China’s factories sustain 6-month growth run as cost pressures ease
PMI stayed above the 50-point threshold.
China’s manufacturing sector maintained solid momentum in May, extending its expansion to a sixth consecutive month even as growth moderated slightly and global supply-chain strains continued to bite.
The headline RatingDog China General Manufacturing Purchasing Managers’ Index edged down to 51.8 in May from 52.2 in April, remaining comfortably above the 50-point threshold that separates expansion from contraction. Despite the slight softening, the reading stayed well above the long-run survey average of 50.8 recorded since tracking began in 2004.
Demand for Chinese manufactured goods held up strongly. Although the pace of new order growth eased from April, it remained amongst the highest registered over the past five years. Manufacturers attributed the buoyancy to firmer market conditions, product improvements, new customer acquisitions and promotional activity. Export orders, however, dipped slightly during the month, adding a note of caution to an otherwise resilient domestic picture.
Output expanded for a further month, with the rate of growth — whilst easing from April’s 22-month high — ranking as the third-strongest since the second half of 2024. Rising order books translated into a fourth successive monthly increase in backlogs of work, though the pace of accumulation remained below the long-run trend.
Employment slipped marginally in May, with the overall workforce contracting only modestly. Consumer goods firms bucked the broader trend, continuing to take on staff.
The most notable development in the latest survey was a broad easing of inflationary pressures. Input price inflation fell on a monthly basis for the first time in six months, whilst output price inflation eased for the first time in seven. Manufacturers nevertheless cautioned that input costs were still rising at a rate faster than the long-run average, citing higher prices for raw materials and energy, supply-chain disruption and the impact of ongoing international conflicts.
Supply chains themselves remained under strain. Supplier delivery times lengthened for a third consecutive month, though the degree of delay was described as modest. In response, purchasing activity rose for a fifth successive month, and stocks of inputs expanded for the sixth month running as manufacturers built buffers against further disruption.

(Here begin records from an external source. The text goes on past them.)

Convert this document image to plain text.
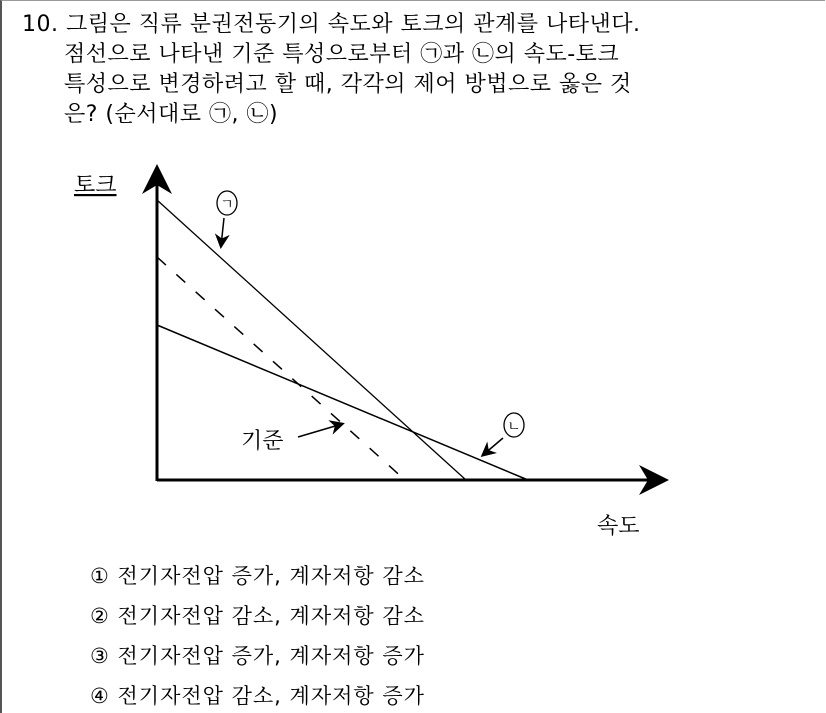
10. 그림은 직류 분권전동기의 속도와 토크의 관계를 나타낸다.
점선으로 나타낸 기준 특성으로부터 ㉠과 ㉡의 속도-토크
특성으로 변경하려고 할 때, 각각의 제어 방법으로 옳은 것
은? (순서대로 ㉠, ㉡)
토크
속도
ㄱ
ㄴ
기준
① 전기자전압 증가, 계자저항 감소
② 전기자전압 감소, 계자저항 감소
③ 전기자전압 증가, 계자저항 증가
④ 전기자전압 감소, 계자저항 증가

Business confidence remained broadly positive. Optimism over the twelve-month output outlook moderated slightly from April but was in line with the average recorded across the year to date. Firms pointed to anticipated growth in market demand, rising orders, new client development and improved sales channels, as well as new product launches and advances in production capacity.

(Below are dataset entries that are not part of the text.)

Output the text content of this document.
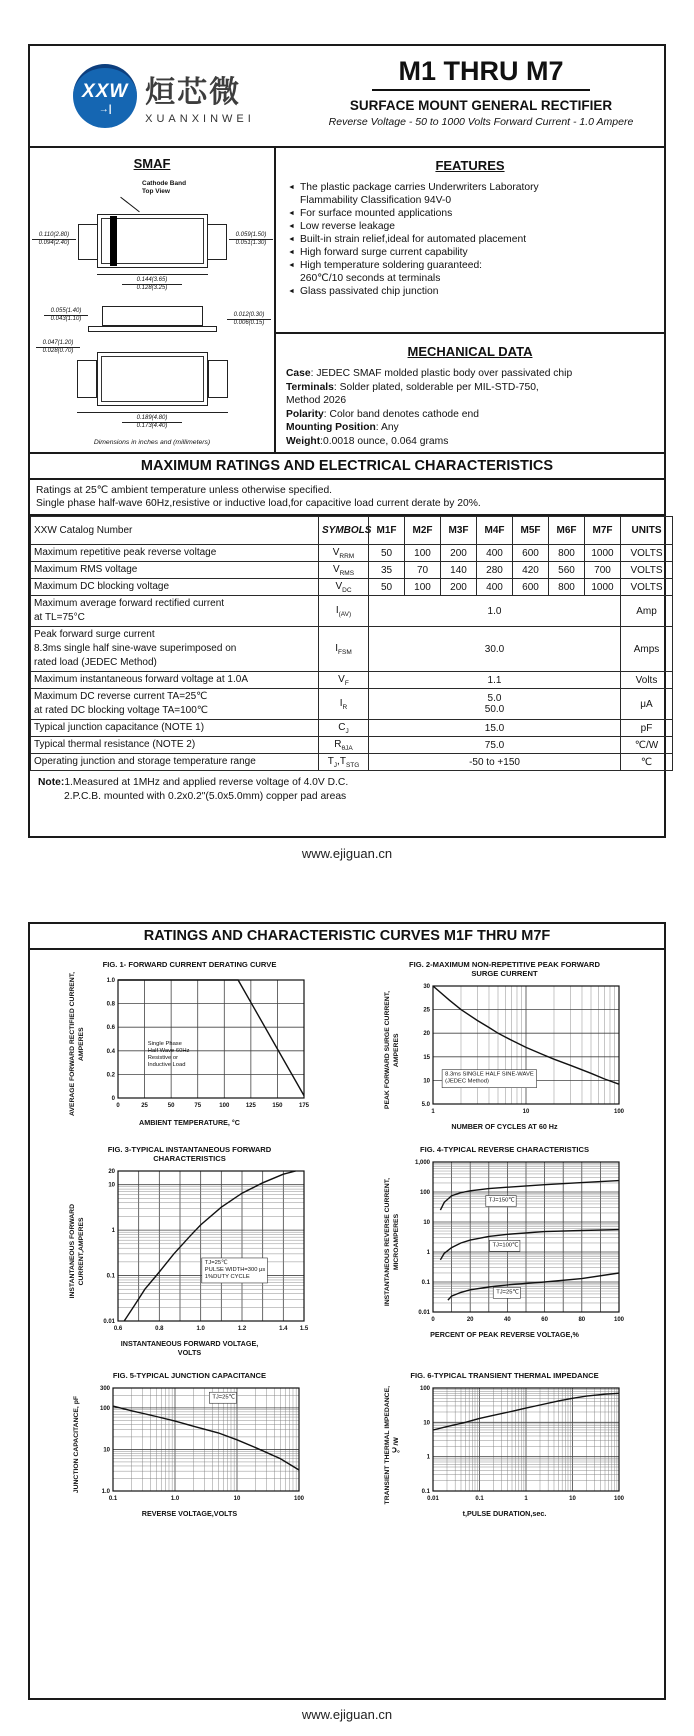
XXW
→|
烜芯微
XUANXINWEI
M1 THRU M7
SURFACE MOUNT GENERAL RECTIFIER
Reverse Voltage - 50 to 1000 Volts Forward Current - 1.0 Ampere
SMAF
Cathode Band
Top View
0.110(2.80)
0.094(2.40)
0.059(1.50)
0.051(1.30)
0.144(3.65)
0.128(3.25)
0.055(1.40)
0.043(1.10)
0.012(0.30)
0.006(0.15)
0.047(1.20)
0.028(0.70)
0.189(4.80)
0.173(4.40)
Dimensions in inches and (millimeters)
FEATURES
◄ The plastic package carries Underwriters Laboratory
Flammability Classification 94V-0
◄ For surface mounted applications
◄ Low reverse leakage
◄ Built-in strain relief,ideal for automated placement
◄ High forward surge current capability
◄ High temperature soldering guaranteed:
260℃/10 seconds at terminals
◄ Glass passivated chip junction
MECHANICAL DATA
Case: JEDEC SMAF molded plastic body over passivated chip
Terminals: Solder plated, solderable per MIL-STD-750,
Method 2026
Polarity: Color band denotes cathode end
Mounting Position: Any
Weight:0.0018 ounce, 0.064 grams
MAXIMUM RATINGS AND ELECTRICAL CHARACTERISTICS
Ratings at 25℃ ambient temperature unless otherwise specified.
Single phase half-wave 60Hz,resistive or inductive load,for capacitive load current derate by 20%.
XXW Catalog Number	SYMBOLS	M1F	M2F	M3F	M4F	M5F	M6F	M7F	UNITS

Maximum repetitive peak reverse voltage	$V_{RRM}$	50	100	200	400	600	800	1000	VOLTS

Maximum RMS voltage	$V_{RMS}$	35	70	140	280	420	560	700	VOLTS

Maximum DC blocking voltage	$V_{DC}$	50	100	200	400	600	800	1000	VOLTS

Maximum average forward rectified current
at TL=75°C	$I_{(AV)}$	1.0							Amp

Peak forward surge current
8.3ms single half sine-wave superimposed on
rated load (JEDEC Method)	$I_{FSM}$	30.0							Amps

Maximum instantaneous forward voltage at 1.0A	$V_F$	1.1							Volts

Maximum DC reverse current TA=25℃
at rated DC blocking voltage TA=100℃
	$I_R$	
5.0
50.0	μA

Typical junction capacitance (NOTE 1)	$C_J$	15.0							pF

Typical thermal resistance (NOTE 2)	$R_{\theta JA}$	75.0							℃/W

Operating junction and storage temperature range	$T_J,T_{STG}$	-50 to +150							℃
Note:1.Measured at 1MHz and applied reverse voltage of 4.0V D.C.
2.P.C.B. mounted with 0.2x0.2"(5.0x5.0mm) copper pad areas
www.ejiguan.cn
RATINGS AND CHARACTERISTIC CURVES M1F THRU M7F
FIG. 1- FORWARD CURRENT DERATING CURVE
AVERAGE FORWARD RECTIFIED CURRENT, AMPERES
0	25	50	75	100	125	150	175
0
0.2
0.4
0.6
0.8
1.0
Single Phase
Half Wave 60Hz
Resistive or
Inductive Load
AMBIENT TEMPERATURE, °C
FIG. 2-MAXIMUM NON-REPETITIVE PEAK FORWARD
SURGE CURRENT
PEAK FORWARD SURGE CURRENT, AMPERES
1	10	100
5.0
10
15
20
25
30
8.3ms SINGLE HALF SINE-WAVE
(JEDEC Method)
NUMBER OF CYCLES AT 60 Hz
FIG. 3-TYPICAL INSTANTANEOUS FORWARD
CHARACTERISTICS
INSTANTANEOUS FORWARD CURRENT,AMPERES
0.6	0.8	1.0	1.2	1.4 1.5
0.01
0.1
1
10
20
TJ=25℃
PULSE WIDTH=300 μs
1%DUTY CYCLE
INSTANTANEOUS FORWARD VOLTAGE,
VOLTS
FIG. 4-TYPICAL REVERSE CHARACTERISTICS
INSTANTANEOUS REVERSE CURRENT, MICROAMPERES
0	20	40	60	80	100
0.01
0.1
1
10
100
1,000
TJ=150℃
TJ=100℃
TJ=25℃
PERCENT OF PEAK REVERSE VOLTAGE,%
FIG. 5-TYPICAL JUNCTION CAPACITANCE
JUNCTION CAPACITANCE, pF
0.1	1.0	10	100
1.0
10
100
300
TJ=25℃
REVERSE VOLTAGE,VOLTS
FIG. 6-TYPICAL TRANSIENT THERMAL IMPEDANCE
TRANSIENT THERMAL IMPEDANCE, ℃/W
0.01	0.1	1	10	100
0.1
1
10
100
t,PULSE DURATION,sec.
www.ejiguan.cn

“The manufacturing sector sustained its expansion in May, albeit at a slower pace,” said Yao Yu, founder of RatingDog. “The easing of inflationary pressures provided some relief to firms’ cost and pricing environments. However, the continued moderation in demand growth and the softening of external orders are key risks warranting attention.”
The RatingDog China General Manufacturing PMI is compiled by S&P Global from monthly responses by purchasing managers at approximately 650 Chinese manufacturers, with data collection conducted in the second half of each month.